On June 19, 2014, in the case of Alice Corp. v. CLS Bank International, the US Supreme Court unanimously affirmed the holding of the Federal Circuit Court finding that patent claims drawn to an abstract idea are not patentable under 35 USC Sec. 101. Section 101 of the Patent Code defines what is patentable and states that “whoever invents or discovers any new and useful process, machine, manufacture, or composition of matter, or any new and useful improvement thereof, may obtain a patent therefor.”. However, earlier Supreme Court decisions have established that there are exceptions to Sec. 101 and its listing of what is patentable, and the following exceptions are specifically not patentable: laws of nature, natural phenomena and abstract ideas. The Supreme Court concluded that the abstract business method claims in Alice are not patentable. However, there’s more to the Court’s analysis than merely concluding the business method claims of Alice Corp. are abstract ideas.
In applying the Sec. 101 “abstract ideas” exception to patentability, the Supreme Court must distinguish between abstract idea claims that are merely the “building blocks” of human ingenuity, and are ineligible for patent protection, from abstract idea claims that integrate the building blocks of human ingenuity into something more, thereby transforming such ideas into patent-eligible inventions.

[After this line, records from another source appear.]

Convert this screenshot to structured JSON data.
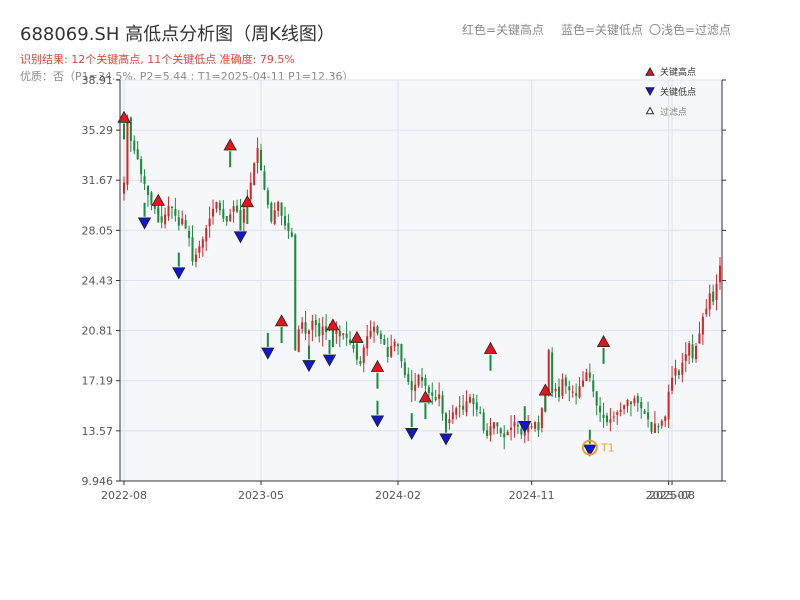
{
  "header": {
    "title": "688069.SH 高低点分析图（周K线图）",
    "result": "识别结果: 12个关键高点, 11个关键低点  准确度: 79.5%",
    "quality": "优质：否（P1=34.5%, P2=5.44 ; T1=2025-04-11 P1=12.36）",
    "legend_red": "红色=关键高点",
    "legend_blue": "蓝色=关键低点",
    "legend_light": "〇浅色=过滤点"
  },
  "legend": {
    "high": "关键高点",
    "low": "关键低点",
    "filtered": "过滤点"
  },
  "colors": {
    "up": "#d62728",
    "down": "#1a8c3c",
    "high_marker": "#e8141c",
    "low_marker": "#1018c8",
    "t1_ring": "#f0a030",
    "plot_bg": "#f5f7fa",
    "grid": "#dde3ea"
  },
  "chart_data": {
    "type": "candlestick",
    "ylim": [
      9.946,
      38.91
    ],
    "y_ticks": [
      9.946,
      13.57,
      17.19,
      20.81,
      24.43,
      28.05,
      31.67,
      35.29,
      38.91
    ],
    "y_tick_labels": [
      "9.946",
      "13.57",
      "17.19",
      "20.81",
      "24.43",
      "28.05",
      "31.67",
      "35.29",
      "38.91"
    ],
    "x_ticks": [
      "2022-08",
      "2023-05",
      "2024-02",
      "2024-11",
      "2025-07",
      "2025-08"
    ],
    "x_tick_index": [
      0,
      40,
      80,
      119,
      159,
      160
    ],
    "x_tick_text": [
      "2022-08",
      "2023-05",
      "2024-02",
      "2024-11",
      "2025-07",
      "2025-08"
    ],
    "closes": [
      31.5,
      36.2,
      34.5,
      33.8,
      33.2,
      32.1,
      31.4,
      30.6,
      29.9,
      29.6,
      29.2,
      28.6,
      29.2,
      29.8,
      29.7,
      29.1,
      28.4,
      28.9,
      28.2,
      27.5,
      25.8,
      26.3,
      26.9,
      27.4,
      28.2,
      28.9,
      29.6,
      30.1,
      29.5,
      28.9,
      28.7,
      29.2,
      29.8,
      29.4,
      28.8,
      29.6,
      30.4,
      31.5,
      32.9,
      34.0,
      32.4,
      31.0,
      29.9,
      28.7,
      29.5,
      30.1,
      29.1,
      28.4,
      28.0,
      27.6,
      19.4,
      20.9,
      21.4,
      20.6,
      20.8,
      21.5,
      21.2,
      20.4,
      21.1,
      20.7,
      20.9,
      20.6,
      20.8,
      20.4,
      20.6,
      20.3,
      19.9,
      19.5,
      18.8,
      18.4,
      19.6,
      20.4,
      20.8,
      21.1,
      20.6,
      20.2,
      19.8,
      18.9,
      19.7,
      20.0,
      19.7,
      18.6,
      17.6,
      17.1,
      16.5,
      16.9,
      17.6,
      17.2,
      16.8,
      16.3,
      16.1,
      15.8,
      16.2,
      14.8,
      14.0,
      14.4,
      14.9,
      15.2,
      15.4,
      15.1,
      15.7,
      16.0,
      15.5,
      15.1,
      14.9,
      13.6,
      13.2,
      13.9,
      14.2,
      13.9,
      13.4,
      13.1,
      13.5,
      13.8,
      14.2,
      13.9,
      13.3,
      13.6,
      14.1,
      13.8,
      14.2,
      13.6,
      15.2,
      16.4,
      19.4,
      16.3,
      16.6,
      16.0,
      17.3,
      16.8,
      16.5,
      16.4,
      16.1,
      16.8,
      17.2,
      17.8,
      17.4,
      16.4,
      15.4,
      14.9,
      14.5,
      14.2,
      14.4,
      14.6,
      14.9,
      15.1,
      15.4,
      15.8,
      15.5,
      15.9,
      15.6,
      15.2,
      14.8,
      14.4,
      13.5,
      14.1,
      13.9,
      14.3,
      14.6,
      16.4,
      17.4,
      18.1,
      17.6,
      18.5,
      19.1,
      19.9,
      18.8,
      19.7,
      20.6,
      21.8,
      22.4,
      23.5,
      22.9,
      24.2,
      25.5
    ],
    "key_highs": [
      [
        0,
        36.2
      ],
      [
        10,
        30.2
      ],
      [
        31,
        34.2
      ],
      [
        36,
        30.1
      ],
      [
        46,
        21.5
      ],
      [
        61,
        21.2
      ],
      [
        68,
        20.3
      ],
      [
        74,
        18.2
      ],
      [
        88,
        16.0
      ],
      [
        107,
        19.5
      ],
      [
        123,
        16.5
      ],
      [
        140,
        20.0
      ]
    ],
    "key_lows": [
      [
        6,
        28.6
      ],
      [
        16,
        25.0
      ],
      [
        34,
        27.6
      ],
      [
        42,
        19.2
      ],
      [
        54,
        18.3
      ],
      [
        60,
        18.7
      ],
      [
        74,
        14.3
      ],
      [
        84,
        13.4
      ],
      [
        94,
        13.0
      ],
      [
        117,
        13.9
      ],
      [
        136,
        12.2
      ]
    ],
    "t1": {
      "index": 136,
      "value": 12.36,
      "label": "T1"
    }
  }
}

So, to determine the patentability of a business method patent claim, the Court applies a two-part test. The Court first determines whether the claims at issue are directed to a patent ineligible abstract idea, and if the claims are found to encompass such an abstract idea, the Court then determines whether the patent claims’ elements of that abstract idea transform the nature of the claim into something more, i.e., a patent eligible claim.
The patent claims at issue in Alice Corp. v. CLS Bank are directed to a patent-ineligible concept: the abstract idea of intermediated settlement, i.e., the use of a third party intermediary, e.g. a clearing house, to mitigate settlement risk, a fundamental economic practice prevalent in our system of commerce . Thus, intermediated settlement is an “abstract idea” beyond the scope of Sec. 101 (and not patentable).
With regard to the second step in the two-part analysis, the Court finds that the method claims in Alice Corp. merely require (recite) generic computer implementation and therefore fail to transform the abstract idea of intermediated settlement into a patent-eligible invention.
The Court went on to elaborate that simply appending conventional computer implemented steps to a method already well known in the art is not enough to supply the inventiveness necessary to transform the abstract idea into a patent-eligible invention.
So, for the benefit of the prospective client, the executive summary of the Court’s opinion in Alice Corp. is that “computerization” of a tried and true business practice is unlikely to result in a patentable claim.